One less fiery journalist refers to this prevailing fashion for pink as the ‘ghettoization of pink’, and asks simply why girlhood should be so monochromatic. ‘It’s not that pink is intrinsically bad,’ she says,’ it’s just a tiny slice of the rainbow… but ‘it fuses girls’ identity to appearance’. As Abi Moore comments: ‘There’s more than one way to be a girl’ but media and marketing are seriously narrowing that definition, failing dismally to provide our daughters with any other choices. And truly, for those of our little girs without ambition to be Pink Princesses, what an unimaginative, two dimensional, lolly-pink world we are creating for them.
*all the toys and costumes come from the Toys ‘r’ Us catalogue for 3-4 year olds.
Pink for girls appears to be a transition colour. It doesn’t seem to stick. After the age of 10 or so, girls and women seem to enjoy trying every colour and shade in the rainbow and revel in constant and seasonal colour change – except it seems when they get married and Western women seems to revert to white and Chinese to red – South Asian women on the other hand appear to wear the whole rainbow on their wedding days!
So why the pinkification at a young age?
As cynical and manipulative as marketing people and multinational corporations can be, they still can only sell what people will buy and they spend an awful lot of time and effort to find out what that is. And then bombard you with it! I suspect they found that little girls have a natural preference for pink above all other colours thus smother them with it.

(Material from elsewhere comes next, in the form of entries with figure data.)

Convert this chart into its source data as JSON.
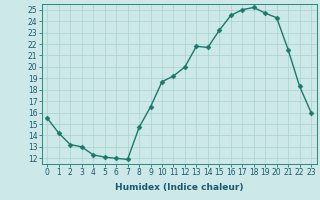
{
  "x": [
    0,
    1,
    2,
    3,
    4,
    5,
    6,
    7,
    8,
    9,
    10,
    11,
    12,
    13,
    14,
    15,
    16,
    17,
    18,
    19,
    20,
    21,
    22,
    23
  ],
  "y": [
    15.5,
    14.2,
    13.2,
    13.0,
    12.3,
    12.1,
    12.0,
    11.9,
    14.7,
    16.5,
    18.7,
    19.2,
    20.0,
    21.8,
    21.7,
    23.2,
    24.5,
    25.0,
    25.2,
    24.7,
    24.3,
    21.5,
    18.3,
    16.0
  ],
  "line_color": "#1a7a6a",
  "marker_color": "#1a7a6a",
  "bg_color": "#cce8e8",
  "grid_color": "#aad0d0",
  "xlabel": "Humidex (Indice chaleur)",
  "xlim": [
    -0.5,
    23.5
  ],
  "ylim": [
    11.5,
    25.5
  ],
  "yticks": [
    12,
    13,
    14,
    15,
    16,
    17,
    18,
    19,
    20,
    21,
    22,
    23,
    24,
    25
  ],
  "xticks": [
    0,
    1,
    2,
    3,
    4,
    5,
    6,
    7,
    8,
    9,
    10,
    11,
    12,
    13,
    14,
    15,
    16,
    17,
    18,
    19,
    20,
    21,
    22,
    23
  ],
  "xlabel_fontsize": 6.5,
  "tick_fontsize": 5.5,
  "line_width": 1.0,
  "marker_size": 2.5
}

Rather than limiting their options of little girls it may well expand them for another way to consider the pinkification of little girls toys is as a pro-feminist mechanism for encouraging little girls to play with toys they traditionally would not have either been allowed to, or chosen to. i.e. traditional boys toys. e.g. skateboards, roller skates, medical kits, lego etc. By making these pink it sends a message to little girls that its OK for them to play with. It makes the toy approachable.
Another positive result of the association of pink and girls/women is that it has provided sports men an eye catching way to support women’s cancer charities by cricketers using bright pink handled bats or rugby teams wearing hot pink strip on breast or ovarian cancer awareness days (see the Pink Penrith Panthers – its quite a sight!)
A couple of good positives there, but still find the flood of pink a tad overdone. If we raised our girls right, why would they need a pink computer or a pink truck to indicate its OK for them to play with it? Surely that is narrowing their field of vision and their minds. “I can only have it if its pink??”